Smart technologies for smart airport management can be divided into two categories: smart technologies for passenger experience and intelligent technologies for operation management systems [12].

The first category focuses on providing intelligent mobility and intelligent self-service systems; this may, for example, include informing passengers via flight information displays, and self-check-in systems throughout the journey, from check-in to boarding the plane [13]. The deployment of intelligent technologies for intelligent airport management systems as a customer service helps to improve legacy systems, processes, and system architectures to increase the operational efficiency of the airport [14]. IoT represents all devices that are connected to the internet to share data with other devices, such as IoT applications, connected devices, industrial machines, and others. IoT is revolutionizing multi-sector application of technologies that provide real-time big data analytics, machine learning, sensors, and embedded systems [15]. For example, in the aviation sector, digital chat boards can be deployed in check-in, departure and arrival lounges to provide relevant flight and navigation information in the terminal [16].
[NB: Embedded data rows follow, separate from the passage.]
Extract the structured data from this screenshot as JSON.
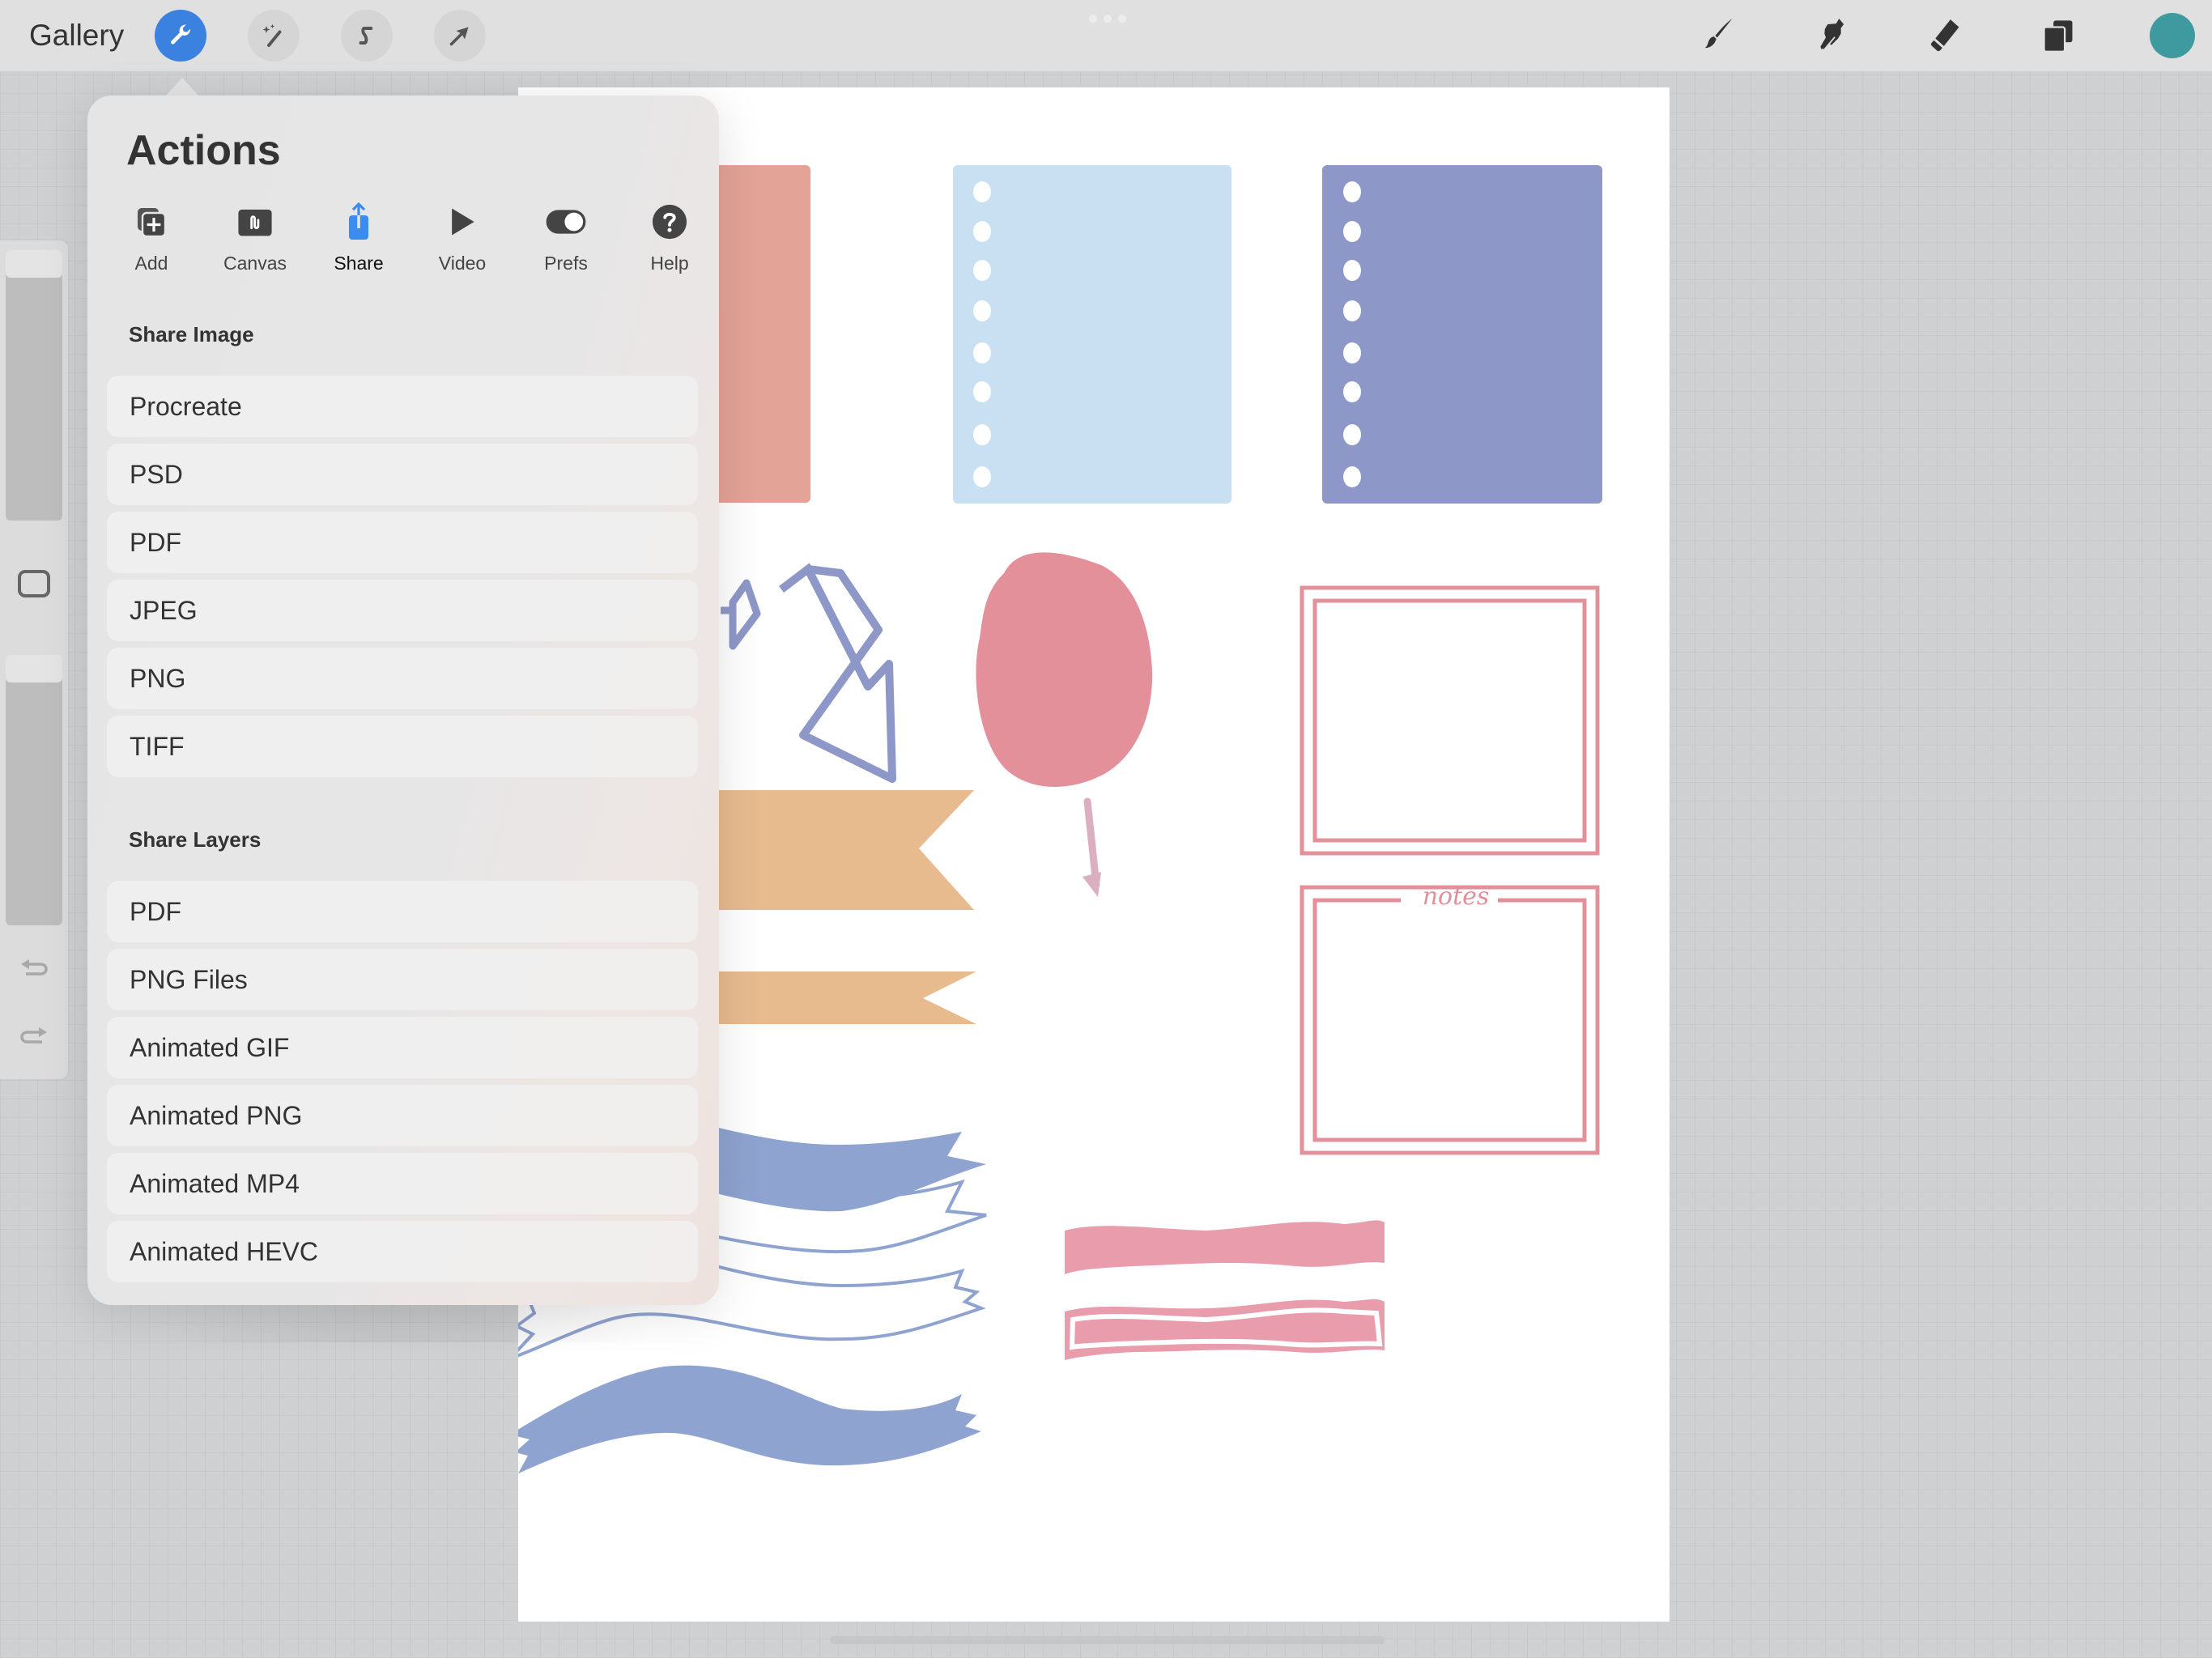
{
  "topbar": {
    "gallery_label": "Gallery",
    "left_tools": [
      {
        "name": "actions",
        "icon": "wrench-icon",
        "active": true
      },
      {
        "name": "adjustments",
        "icon": "magic-wand-icon",
        "active": false
      },
      {
        "name": "selection",
        "icon": "selection-s-icon",
        "active": false
      },
      {
        "name": "transform",
        "icon": "cursor-arrow-icon",
        "active": false
      }
    ],
    "right_tools": [
      {
        "name": "brush",
        "icon": "paintbrush-icon"
      },
      {
        "name": "smudge",
        "icon": "smudge-finger-icon"
      },
      {
        "name": "eraser",
        "icon": "eraser-icon"
      },
      {
        "name": "layers",
        "icon": "layers-icon"
      }
    ],
    "current_color": "#3f9aa0",
    "active_accent": "#3b82e0"
  },
  "sidebar": {
    "brush_size_label": "Brush size",
    "opacity_label": "Opacity",
    "modify_label": "Modify",
    "undo_label": "Undo",
    "redo_label": "Redo"
  },
  "actions_panel": {
    "title": "Actions",
    "tabs": [
      {
        "label": "Add",
        "icon": "add-layer-icon",
        "active": false
      },
      {
        "label": "Canvas",
        "icon": "canvas-icon",
        "active": false
      },
      {
        "label": "Share",
        "icon": "share-icon",
        "active": true
      },
      {
        "label": "Video",
        "icon": "play-icon",
        "active": false
      },
      {
        "label": "Prefs",
        "icon": "toggle-icon",
        "active": false
      },
      {
        "label": "Help",
        "icon": "help-icon",
        "active": false
      }
    ],
    "share_image": {
      "heading": "Share Image",
      "items": [
        "Procreate",
        "PSD",
        "PDF",
        "JPEG",
        "PNG",
        "TIFF"
      ]
    },
    "share_layers": {
      "heading": "Share Layers",
      "items": [
        "PDF",
        "PNG Files",
        "Animated GIF",
        "Animated PNG",
        "Animated MP4",
        "Animated HEVC"
      ]
    }
  },
  "canvas": {
    "notes_label": "notes",
    "palette": {
      "coral": "#e3a396",
      "light_blue": "#c9dff2",
      "periwinkle": "#8e98c8",
      "pink": "#e3909a",
      "peach": "#e8bb8f",
      "ribbon_blue": "#8fa3d0",
      "highlight_pink": "#e89cac",
      "arrow_pink": "#dcafc0"
    }
  }
}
There are many rankings that evaluate smart airports and their technologies, services, and efficiency. Among the most well-known rating rankings are Skytrax World Airport Awards, ACI ASQ Awards, IATA Fast Travel Awards, and Smart airport index. Skytrax annually evaluates technology developments, services and airport customer experiences based on surveys and passenger feedback [17]. ACI annually evaluates the overall satisfaction of passengers in the context of intelligent solutions and technologies [18]. IATA awards the airports that provide a high level of self-service and technology [19]. The Smart Airport Index evaluates airports based on various indicators, such as technological infrastructure, use of IoT, automation of processes, and improvement of customer experience [20]. Despite the fact that the ranking lists of smart airports have different criteria, they all included Changi Airport in Singapore, Schiphol Airport in the Netherlands, Heathrow Airport in the United Kingdom, and Dubai International Airport in the United Arab Emirates among the best smart airports for 2021. The best-known and most frequently used smart solutions at smart airports include smart check-in, biometric services, self-boarding, RFID luggage tags, automated baggage tagging, smart parking, and a mobile application [21]. The digital transformation of airports is an example of the adoption of technologies that provide airports, industry partners, and other stakeholders with a wide range of opportunities to innovate the passenger journey [7].

Mobile devices and applications provide their users with significant benefits, including portability, location awareness, and accessibility [22]. Lower prices and improvements in hardware and software capabilities, especially smartphones, have led to a significant expansion of mobile and related markets [8]. The growing number of mobile applications in the market motivates designers to develop top quality applications to be competitive. There are many aspects to the quality of mobile applications, with usability being an important one [23]. In addition, the architecture of these applications must take into account a number of design constraints, such as limited resources, connectivity issues, data entry models, and different mobile device display resolutions [24].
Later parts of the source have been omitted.